Die Doktorandin am Leibniz Institut für Medienforschung untersucht die Meinungsbildung junger Menschen und den Einfluss der sozialen Medien.

Bibi und Kardashians zu abgehoben

Mega-Influencerinnen und Influencer wie Bibis Beautypalace oder die Kardashians würden von den befragten Jugendlichen dagegen oft als abgehoben eingestuft. Sie böten jungen Menschen aber eine "Flucht aus dem Alltag", erklärte Wunderlich.

"Ihr 'perfektes' und schönes Leben zeigt, dass nicht alles schlecht ist."

In den Interviews hätten die jungen Nutzer*innen das oft mit der Sehnsucht nach positiven Inhalten bei all den negativen Nachrichten erklärt. "Wenngleich ein Bewusstsein dafür vorhanden ist, dass nicht alles so perfekt ist, wie es dargestellt wird. Aber die Illusion reicht aus."

Vermeintliche Authentizität wichtig

Einige junge Menschen schätzten es mehr, wenn Social Media Influencer*innen zeigten, "dass eben nicht alles immer gut läuft", sagte Wunderlich. "Das sorgt für Authentizität." Der Eindruck von Echtheit verstärke das Gefühl der Zugänglichkeit, was die Grundlage für den Aufbau affektiver Beziehungen bilde, erläuterte die Wissenschaftlerin.

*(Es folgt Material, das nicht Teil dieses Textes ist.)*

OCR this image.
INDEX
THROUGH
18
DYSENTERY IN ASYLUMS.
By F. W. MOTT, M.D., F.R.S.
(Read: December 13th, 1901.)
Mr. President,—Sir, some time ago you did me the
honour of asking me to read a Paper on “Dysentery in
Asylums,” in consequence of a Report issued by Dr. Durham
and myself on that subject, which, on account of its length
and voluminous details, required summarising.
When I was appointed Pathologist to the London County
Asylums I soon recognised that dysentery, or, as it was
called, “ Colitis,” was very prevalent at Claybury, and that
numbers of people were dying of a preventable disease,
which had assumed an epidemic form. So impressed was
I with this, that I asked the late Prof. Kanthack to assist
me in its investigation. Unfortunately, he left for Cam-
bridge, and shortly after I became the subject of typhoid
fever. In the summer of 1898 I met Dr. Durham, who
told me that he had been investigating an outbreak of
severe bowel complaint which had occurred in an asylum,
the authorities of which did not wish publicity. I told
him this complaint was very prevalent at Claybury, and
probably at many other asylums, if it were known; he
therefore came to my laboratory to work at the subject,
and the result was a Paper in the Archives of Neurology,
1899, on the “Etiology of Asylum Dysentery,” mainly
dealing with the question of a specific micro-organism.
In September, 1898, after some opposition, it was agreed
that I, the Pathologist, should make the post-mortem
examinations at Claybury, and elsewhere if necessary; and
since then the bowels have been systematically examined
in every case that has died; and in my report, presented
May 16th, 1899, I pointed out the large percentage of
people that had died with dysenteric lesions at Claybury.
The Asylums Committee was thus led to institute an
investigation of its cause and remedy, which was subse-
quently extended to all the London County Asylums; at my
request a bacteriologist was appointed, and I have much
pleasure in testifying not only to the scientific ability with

Auf der Suche nach nachrichtlichen Informationen im Internet gelte für die meisten Befragten allerdings:

"Social Media Influencer werden in erster Linie nicht damit verbunden und von den meisten nicht als seriöse Quelle eingestuft."

Nur einzelne Persönlichkeiten, die sich auch mit politischen Inhalten beschäftigten oder sich einem spezifischen Thema widmeten, würden akzeptiert. Als Beispiel nannte die Medienforscherin den YouTuber Rezo oder den Influencer und Juristen Tim Hendrik Walter aus Unna, der als "Herr Anwalt" auf TikTok alltägliche Rechtsfragen beantwortet.